Strategy for Industry | Risk Analysis Brief
Geopolitical Risk Geopolitics & Statecraft

Strategic Decoupling

Geopolitics & Statecraft — Risk Analysis & Response Guide

Reference case: Semiconductor Materials / Rare Earths (CPC 3454)

3 Risk Indicators
1 Response Steps
1 Cascade Risks
Potential Business Impact

Supply Weaponization. Sudden export bans or embargoes by the source nation lead to total production cessation for downstream industries, triggering a re-valuation of sovereign dependency.

This brief provides a diagnostic framework and response guide for the Strategic Decoupling risk scenario in the Geopolitics & Statecraft domain. Use the risk indicators below to assess whether your organisation may be exposed.

The following example illustrates how this risk scenario can emerge in practice. This is one of many industries where these conditions may apply — not a diagnosis of your specific situation.

Semiconductor Materials / Rare Earths (CPC 3454)

A high-tech manufacturer relying on refined gallium from a trade-restricted nation during a diplomatic standoff.

This scenario activates when all of the following GTIAS attribute thresholds are met simultaneously. Use this as a self-assessment checklist:

RP08 5 / 5
RP10 1 / 5
LI06 4 / 5

Scores drawn from the GTIAS 81-attribute scorecard. Click any attribute code to view its definition and scale.

Immediate and tactical steps to address or mitigate exposure to this scenario:

  1. 1 Execute 'Friend-shoring' strategies and develop domestic synthetic substitutes or recycling loops (SU05).
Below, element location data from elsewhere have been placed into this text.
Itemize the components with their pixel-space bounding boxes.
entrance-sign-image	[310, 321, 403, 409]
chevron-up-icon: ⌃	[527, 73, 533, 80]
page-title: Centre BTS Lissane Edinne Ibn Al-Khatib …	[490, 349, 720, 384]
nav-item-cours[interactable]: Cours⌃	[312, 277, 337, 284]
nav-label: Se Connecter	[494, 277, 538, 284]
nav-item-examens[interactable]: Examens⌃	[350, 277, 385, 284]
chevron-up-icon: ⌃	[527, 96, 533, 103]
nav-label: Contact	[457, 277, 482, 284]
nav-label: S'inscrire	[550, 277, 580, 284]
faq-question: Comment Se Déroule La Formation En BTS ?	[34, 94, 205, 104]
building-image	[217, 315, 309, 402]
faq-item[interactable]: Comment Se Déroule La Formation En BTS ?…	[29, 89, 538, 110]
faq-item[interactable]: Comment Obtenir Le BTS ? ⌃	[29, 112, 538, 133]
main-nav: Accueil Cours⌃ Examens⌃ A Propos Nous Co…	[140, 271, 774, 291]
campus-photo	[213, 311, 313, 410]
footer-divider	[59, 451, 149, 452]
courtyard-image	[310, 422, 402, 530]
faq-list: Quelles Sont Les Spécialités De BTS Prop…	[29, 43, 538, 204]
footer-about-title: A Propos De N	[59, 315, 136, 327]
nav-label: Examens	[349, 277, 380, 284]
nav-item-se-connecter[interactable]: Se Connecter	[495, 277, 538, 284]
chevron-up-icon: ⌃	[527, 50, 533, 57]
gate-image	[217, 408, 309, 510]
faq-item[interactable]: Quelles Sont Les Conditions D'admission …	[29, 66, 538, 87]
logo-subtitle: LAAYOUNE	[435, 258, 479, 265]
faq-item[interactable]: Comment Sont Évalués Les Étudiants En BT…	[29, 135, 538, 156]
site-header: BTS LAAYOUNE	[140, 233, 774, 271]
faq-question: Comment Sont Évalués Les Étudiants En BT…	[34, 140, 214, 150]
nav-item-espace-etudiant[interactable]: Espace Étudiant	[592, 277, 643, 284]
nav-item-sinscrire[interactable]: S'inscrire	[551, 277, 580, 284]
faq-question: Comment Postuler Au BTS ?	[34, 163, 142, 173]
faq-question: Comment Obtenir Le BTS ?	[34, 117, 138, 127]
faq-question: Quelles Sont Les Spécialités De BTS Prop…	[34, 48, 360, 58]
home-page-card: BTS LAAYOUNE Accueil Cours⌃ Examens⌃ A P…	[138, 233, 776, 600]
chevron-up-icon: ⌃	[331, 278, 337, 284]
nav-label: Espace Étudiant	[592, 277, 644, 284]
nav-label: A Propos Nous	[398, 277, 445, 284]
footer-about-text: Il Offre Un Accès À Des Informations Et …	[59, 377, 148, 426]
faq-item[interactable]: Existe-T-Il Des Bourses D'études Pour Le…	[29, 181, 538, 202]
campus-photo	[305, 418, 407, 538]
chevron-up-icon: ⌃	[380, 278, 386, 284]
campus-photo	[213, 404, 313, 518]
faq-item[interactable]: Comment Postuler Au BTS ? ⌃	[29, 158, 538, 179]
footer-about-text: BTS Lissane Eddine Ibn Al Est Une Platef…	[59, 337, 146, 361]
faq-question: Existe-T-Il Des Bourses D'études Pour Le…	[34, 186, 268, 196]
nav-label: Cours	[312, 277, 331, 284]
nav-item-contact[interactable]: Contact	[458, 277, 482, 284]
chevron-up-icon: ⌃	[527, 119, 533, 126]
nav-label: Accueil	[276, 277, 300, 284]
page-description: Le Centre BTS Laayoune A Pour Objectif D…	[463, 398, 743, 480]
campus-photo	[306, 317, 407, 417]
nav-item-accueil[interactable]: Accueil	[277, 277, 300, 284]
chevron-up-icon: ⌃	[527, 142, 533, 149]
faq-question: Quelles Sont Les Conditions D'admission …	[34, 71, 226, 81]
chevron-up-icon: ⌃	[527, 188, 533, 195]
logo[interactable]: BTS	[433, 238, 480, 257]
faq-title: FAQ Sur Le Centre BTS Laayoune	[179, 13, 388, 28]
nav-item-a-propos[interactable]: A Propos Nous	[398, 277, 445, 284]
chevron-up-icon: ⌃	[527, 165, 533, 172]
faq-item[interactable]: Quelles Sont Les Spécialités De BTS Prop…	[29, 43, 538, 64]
For the full strategic playbook behind these actions, see Risk Rule GEO_SOV_001 →

If this scenario is left unaddressed, it can trigger the following secondary risk rules. Organisations should monitor these as early-warning indicators:

Vetted specialists in legal, consulting relevant to this risk scenario:

What conditions trigger the "Strategic Decoupling" scenario?
This scenario triggers when RP08 ≥ 5 and RP10 ≤ 1 and LI06 ≥ 4 reach elevated levels simultaneously. These attributes reflect Sudden export bans or embargoes by the source nation lead to total production cessation for downstream industries, triggering a re-valuation of sovereign dependency. that, in combination, creates a materially higher probability of the outcome described above.
Which markets or jurisdictions are most exposed to "Strategic Decoupling"?
Geopolitical risks concentrate in markets where RP08 ≥ 5 and RP10 ≤ 1 and LI06 ≥ 4 overlap with regulatory fragmentation or enforcement variability. Supply Weaponization.
What contractual or structural protections reduce exposure to "Strategic Decoupling"?
Execute 'Friend-shoring' strategies and develop domestic synthetic substitutes or recycling loops (SU05).. Structural protections — such as governing law clauses, force majeure provisions, and multi-jurisdictional entity structures — should be reviewed against the specific conditions that triggered this scenario.
What distinguishes companies that manage "Strategic Decoupling" effectively?
Effective responses address the root attributes rather than the symptoms. Execute 'Friend-shoring' strategies and develop domestic synthetic substitutes or recycling loops (SU05).. Companies that monitor RP08 ≥ 5 and RP10 ≤ 1 and LI06 ≥ 4 as leading indicators — rather than reacting to lagging financial results — consistently achieve better outcomes.
What other risks does "Strategic Decoupling" trigger or amplify?
Left unaddressed, this scenario can cascade into related risk patterns: Regulatory CapEx Shock. These downstream risks share underlying attribute conditions with "Strategic Decoupling", which is why organisations that mitigate the primary trigger typically see simultaneous improvement across the cascade chain.